Let $$[n]\equiv\{1,2,\ldots,n\}$$ be a set of individuals. Suppose I have data $$\{(y_{ij},x_{ij}):i,j\in[n]\ \text{with}\ i<j\}$$ on pairs in $$[n]$$ generated by the process $$\renewcommand{\epsilon}{\varepsilon} y_{ij}=x_{ij}\beta+\epsilon_{ij},$$ where $$x_{ij}$$ is a row vector of pair $$\{i,j\}$$'s characteristics, $$\beta$$ is a vector of coefficients to be estimated, and $$\epsilon_{ij}$$ is a random error term with zero mean and zero correlation with the $$x_{ij}$$. For example, $$[n]$$ could be the nodes in a network, $$x_{ij}$$ the dimensions along which nodes $$i$$ and $$j$$ interact, and $$y_{ij}$$ the outcome of such interaction.

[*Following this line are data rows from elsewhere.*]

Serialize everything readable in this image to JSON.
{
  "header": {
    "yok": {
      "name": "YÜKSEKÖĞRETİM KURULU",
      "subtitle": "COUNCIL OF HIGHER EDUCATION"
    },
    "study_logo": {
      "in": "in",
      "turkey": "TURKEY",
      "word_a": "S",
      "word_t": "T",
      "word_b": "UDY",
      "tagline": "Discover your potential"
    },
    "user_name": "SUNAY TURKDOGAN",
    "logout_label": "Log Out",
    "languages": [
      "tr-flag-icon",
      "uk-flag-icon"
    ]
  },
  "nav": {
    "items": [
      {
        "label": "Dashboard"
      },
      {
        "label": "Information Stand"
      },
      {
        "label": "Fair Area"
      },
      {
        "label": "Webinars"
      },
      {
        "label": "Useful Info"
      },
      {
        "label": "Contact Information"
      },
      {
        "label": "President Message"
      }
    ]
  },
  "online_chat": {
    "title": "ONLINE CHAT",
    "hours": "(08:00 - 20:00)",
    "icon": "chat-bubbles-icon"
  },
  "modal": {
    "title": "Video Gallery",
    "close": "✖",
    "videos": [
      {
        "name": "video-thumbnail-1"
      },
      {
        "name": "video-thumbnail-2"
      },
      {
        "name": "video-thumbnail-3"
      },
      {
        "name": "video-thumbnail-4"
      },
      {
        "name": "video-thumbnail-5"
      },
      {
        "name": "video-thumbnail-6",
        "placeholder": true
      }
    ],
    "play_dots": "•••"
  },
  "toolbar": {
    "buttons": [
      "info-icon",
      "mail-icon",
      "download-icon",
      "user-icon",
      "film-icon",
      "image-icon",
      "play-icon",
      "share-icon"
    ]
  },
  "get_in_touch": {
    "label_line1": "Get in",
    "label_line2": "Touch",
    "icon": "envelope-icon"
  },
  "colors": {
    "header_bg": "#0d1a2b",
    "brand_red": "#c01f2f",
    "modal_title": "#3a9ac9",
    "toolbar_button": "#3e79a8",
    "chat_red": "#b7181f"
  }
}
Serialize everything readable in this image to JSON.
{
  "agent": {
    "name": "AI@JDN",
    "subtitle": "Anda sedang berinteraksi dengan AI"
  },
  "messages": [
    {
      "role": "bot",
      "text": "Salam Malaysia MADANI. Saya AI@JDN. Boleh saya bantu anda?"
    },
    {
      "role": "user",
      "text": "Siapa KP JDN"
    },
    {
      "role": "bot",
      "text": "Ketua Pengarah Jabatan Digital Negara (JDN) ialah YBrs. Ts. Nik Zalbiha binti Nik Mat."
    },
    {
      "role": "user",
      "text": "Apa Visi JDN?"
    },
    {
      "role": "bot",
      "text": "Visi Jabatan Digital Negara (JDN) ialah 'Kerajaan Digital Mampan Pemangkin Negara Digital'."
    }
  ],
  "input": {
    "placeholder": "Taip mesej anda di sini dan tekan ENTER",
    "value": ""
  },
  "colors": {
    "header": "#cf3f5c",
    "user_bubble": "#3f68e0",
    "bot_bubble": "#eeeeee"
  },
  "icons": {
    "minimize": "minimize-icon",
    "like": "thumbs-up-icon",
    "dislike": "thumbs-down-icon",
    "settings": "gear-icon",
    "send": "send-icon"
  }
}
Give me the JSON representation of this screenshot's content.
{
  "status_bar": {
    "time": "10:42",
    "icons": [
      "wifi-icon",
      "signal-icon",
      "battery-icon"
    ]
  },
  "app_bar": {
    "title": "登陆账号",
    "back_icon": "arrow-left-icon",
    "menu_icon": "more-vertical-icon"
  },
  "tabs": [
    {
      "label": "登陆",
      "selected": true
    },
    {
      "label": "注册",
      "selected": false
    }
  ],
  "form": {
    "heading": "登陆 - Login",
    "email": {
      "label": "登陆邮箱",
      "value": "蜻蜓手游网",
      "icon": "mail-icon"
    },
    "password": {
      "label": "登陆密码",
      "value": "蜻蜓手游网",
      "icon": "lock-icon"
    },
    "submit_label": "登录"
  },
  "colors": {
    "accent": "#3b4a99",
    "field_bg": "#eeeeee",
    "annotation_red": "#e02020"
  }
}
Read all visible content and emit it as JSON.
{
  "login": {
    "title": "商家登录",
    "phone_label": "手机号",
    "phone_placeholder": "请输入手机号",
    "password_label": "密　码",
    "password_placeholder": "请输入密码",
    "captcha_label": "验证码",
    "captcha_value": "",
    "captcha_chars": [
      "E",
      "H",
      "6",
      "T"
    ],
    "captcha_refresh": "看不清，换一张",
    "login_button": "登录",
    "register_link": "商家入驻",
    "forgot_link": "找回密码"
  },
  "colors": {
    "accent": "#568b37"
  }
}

We can rewrite the data-generating process (DGP) in matrix form as $$y=X\beta+\epsilon,$$ where $$y$$ is the vector of outcomes, $$X$$ is the design matrix, and $$\epsilon$$ is the vector of errors. Here $$X$$ has $$N\equiv\frac{n(n-1)}{2}$$ rows, each corresponding to a(n unordered) pair of individuals in $$[n]$$. Since the $$x_{ij}$$ and $$\epsilon_{ij}$$ are uncorrelated, the ordinary least squares estimator $$\hat\beta=(X^T\!X)^{-1}X^T\!y$$ of $$\beta$$ is unbiased. However, $$\hat\beta$$ may not be efficient because the errors $$\epsilon_{ij}$$ may be correlated. For example, if $$\epsilon_{ij}=u_i+u_j+v_{ij}$$ with $$u_i$$, $$u_j$$, and $$v_{ij}$$ independent then $$\DeclareMathOperator{\Cov}{Cov} \DeclareMathOperator{\Var}{Var} \Cov(\epsilon_{ij},\epsilon_{jk})=\Var(u_j).$$ Intuitively, the pairs $$\{i,j\}$$ and $$\{j,k\}$$ are linked through individual $$j$$, and so any errors specific to that individual affect the errors for both pairs. Consequently, the homoskedastic estimator $$\widehat{\Var}_{\text{Hom.}}(\hat\beta)=\hat\sigma^2(X^T\!X)^{-1}$$ with $$\hat\sigma^2=\frac{1}{N}\sum_{ij}\hat\epsilon_{ij}^2$$ and $$\hat\epsilon_{ij}=y_{ij}-x_{ij}\hat\beta$$ will typically under-estimate the variance in $$\hat\beta$$ by failing to account for linked pairs having dependent errors.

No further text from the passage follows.